Barberry is one of their favorites because their thorny branches provide protection for rabbits and small animals that are perfect hosts for ticks.

After every hike, or even after an hour in the backyard, be sure to check your pets for ticks.

On dogs, check in and around their ears, under their front legs, between their toes, under their collar or harness, on their eyelids, and inside their hind legs.

On cats, ticks are most often found around the ears, head and paws, under their tail, and under their collars if they wear one.

In general, ticks gravitate to warm dark places on any animal, so check there first.

They attach firmly to skin, so you may have to part their fur and search their skin. At first, you may mistake a tick for a skin tag, scab or wart.

What happens if you or your pet are bitten by a tick? First, don’t panic. Not every tick bite results in Lyme disease or other diseases. If your dog or cat is currently on a flea and tick preventative, the tick will die and fall off on its own or will be dead when you find it.

But if you do find a live tick, the Center for Disease Control (CDC) recommends this way of removing it:

1. Wear latex or vinyl gloves to avoid contact with blood if the tick is engorged

2. Pull upward with a steady, even pressure to avoid breaking off the embedded mouth parts.

3. After removing the tick, clean the affected area with soap and water or rubbing alcohol.

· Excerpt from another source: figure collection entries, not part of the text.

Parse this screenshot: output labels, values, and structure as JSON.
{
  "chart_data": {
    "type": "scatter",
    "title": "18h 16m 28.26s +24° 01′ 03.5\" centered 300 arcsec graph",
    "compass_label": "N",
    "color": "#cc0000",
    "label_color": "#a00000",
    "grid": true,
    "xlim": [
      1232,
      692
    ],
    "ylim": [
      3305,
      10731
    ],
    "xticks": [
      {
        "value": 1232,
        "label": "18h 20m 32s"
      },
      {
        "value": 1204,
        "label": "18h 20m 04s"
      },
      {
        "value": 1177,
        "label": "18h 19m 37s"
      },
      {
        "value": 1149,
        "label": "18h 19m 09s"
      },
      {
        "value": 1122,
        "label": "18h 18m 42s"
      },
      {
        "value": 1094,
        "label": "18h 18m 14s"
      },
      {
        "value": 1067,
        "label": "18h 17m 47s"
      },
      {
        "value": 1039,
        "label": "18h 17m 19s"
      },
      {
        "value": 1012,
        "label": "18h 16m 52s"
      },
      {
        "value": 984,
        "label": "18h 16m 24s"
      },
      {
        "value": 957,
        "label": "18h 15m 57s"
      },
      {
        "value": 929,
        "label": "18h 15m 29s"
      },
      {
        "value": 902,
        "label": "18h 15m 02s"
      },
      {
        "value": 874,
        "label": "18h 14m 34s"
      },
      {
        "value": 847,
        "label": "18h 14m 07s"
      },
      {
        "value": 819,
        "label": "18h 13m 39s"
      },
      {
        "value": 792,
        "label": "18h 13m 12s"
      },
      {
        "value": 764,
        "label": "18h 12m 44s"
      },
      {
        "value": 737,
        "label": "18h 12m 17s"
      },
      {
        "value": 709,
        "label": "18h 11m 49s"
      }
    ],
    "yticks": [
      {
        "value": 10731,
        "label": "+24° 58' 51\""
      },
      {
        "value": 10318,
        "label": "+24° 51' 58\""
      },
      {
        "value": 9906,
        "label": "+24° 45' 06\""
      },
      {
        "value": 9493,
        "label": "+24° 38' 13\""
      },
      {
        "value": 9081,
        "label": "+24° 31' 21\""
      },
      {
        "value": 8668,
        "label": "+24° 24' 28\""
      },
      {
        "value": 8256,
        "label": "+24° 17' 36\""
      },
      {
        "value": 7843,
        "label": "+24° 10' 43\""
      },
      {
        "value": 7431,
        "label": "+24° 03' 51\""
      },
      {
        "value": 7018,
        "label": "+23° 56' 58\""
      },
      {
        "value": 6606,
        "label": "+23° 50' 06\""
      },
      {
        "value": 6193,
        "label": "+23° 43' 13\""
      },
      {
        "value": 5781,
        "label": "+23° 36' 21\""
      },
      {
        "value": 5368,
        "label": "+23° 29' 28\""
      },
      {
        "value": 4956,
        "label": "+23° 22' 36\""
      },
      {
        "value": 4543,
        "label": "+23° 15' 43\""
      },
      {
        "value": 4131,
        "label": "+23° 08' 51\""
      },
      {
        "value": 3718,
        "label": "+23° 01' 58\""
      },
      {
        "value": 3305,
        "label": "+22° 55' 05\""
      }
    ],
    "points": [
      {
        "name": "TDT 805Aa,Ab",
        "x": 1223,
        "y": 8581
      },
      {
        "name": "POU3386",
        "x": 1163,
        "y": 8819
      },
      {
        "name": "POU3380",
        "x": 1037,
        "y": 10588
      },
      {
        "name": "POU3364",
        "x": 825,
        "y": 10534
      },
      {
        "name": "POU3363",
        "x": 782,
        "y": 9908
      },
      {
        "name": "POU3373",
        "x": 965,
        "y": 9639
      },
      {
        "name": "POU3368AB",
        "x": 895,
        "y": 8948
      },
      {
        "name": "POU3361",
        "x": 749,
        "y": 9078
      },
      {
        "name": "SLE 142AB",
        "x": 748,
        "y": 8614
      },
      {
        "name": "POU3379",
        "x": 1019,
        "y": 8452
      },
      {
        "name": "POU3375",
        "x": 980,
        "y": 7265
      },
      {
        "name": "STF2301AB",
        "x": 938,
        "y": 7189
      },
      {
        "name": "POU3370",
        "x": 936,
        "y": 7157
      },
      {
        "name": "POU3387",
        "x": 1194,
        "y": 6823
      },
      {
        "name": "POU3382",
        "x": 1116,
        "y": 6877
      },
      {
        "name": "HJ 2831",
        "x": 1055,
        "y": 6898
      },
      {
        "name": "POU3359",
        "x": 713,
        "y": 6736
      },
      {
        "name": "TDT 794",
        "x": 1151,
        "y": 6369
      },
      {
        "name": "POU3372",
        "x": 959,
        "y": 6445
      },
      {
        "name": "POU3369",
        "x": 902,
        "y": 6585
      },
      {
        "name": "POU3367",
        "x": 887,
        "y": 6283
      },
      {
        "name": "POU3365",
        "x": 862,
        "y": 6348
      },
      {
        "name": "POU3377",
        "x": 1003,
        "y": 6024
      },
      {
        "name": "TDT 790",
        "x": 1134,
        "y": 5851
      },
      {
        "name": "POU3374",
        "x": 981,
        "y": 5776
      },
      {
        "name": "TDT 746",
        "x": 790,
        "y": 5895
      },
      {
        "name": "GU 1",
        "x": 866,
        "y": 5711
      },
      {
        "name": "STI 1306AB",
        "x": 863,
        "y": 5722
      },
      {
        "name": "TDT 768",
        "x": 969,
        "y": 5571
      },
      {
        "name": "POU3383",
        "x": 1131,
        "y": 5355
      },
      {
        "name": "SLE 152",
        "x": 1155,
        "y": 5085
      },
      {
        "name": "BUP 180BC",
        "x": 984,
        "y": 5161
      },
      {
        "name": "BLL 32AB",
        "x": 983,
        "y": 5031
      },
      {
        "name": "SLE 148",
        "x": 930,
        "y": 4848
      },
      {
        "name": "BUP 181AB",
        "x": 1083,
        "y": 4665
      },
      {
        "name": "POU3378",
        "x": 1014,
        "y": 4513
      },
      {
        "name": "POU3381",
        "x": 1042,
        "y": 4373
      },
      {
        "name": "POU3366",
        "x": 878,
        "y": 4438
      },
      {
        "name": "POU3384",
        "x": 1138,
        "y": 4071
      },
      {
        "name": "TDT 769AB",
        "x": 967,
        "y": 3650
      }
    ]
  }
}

4. Dispose of the tick safely. If the tick is still alive, drop it in alcohol to kill it, wrap it securely in tape or flush it down the toilet.

As the saying goes, “An ounce of prevention is worth a pound of cure.”

And this definitely applies to keeping your dog or cat free of ticks during tick season. It pays to use a proven flea and tick preventative. Your veterinarian can advise you on the ones that will work best for your pet.

Among the most popular for dogs are monthly chewable Nexgard tabs and Seresto collars.

Bravecto tablets for dogs and spot-on treatment for cats provide up to 3 months of protection.

Monthly Frontline spot-on treatments are effective as well. Although the initial outlay may seem a bit prohibitive, it’s worth investing in proven formulas to protect your pets.

What should you do if you suspect your dog or cat may have Lyme disease?

Noticeable symptoms include painful joint swelling and arthritis, as well as lethargy, dehydration and swollen lymph nodes. So contact your veterinarian to confirm the diagnosis and begin treatment.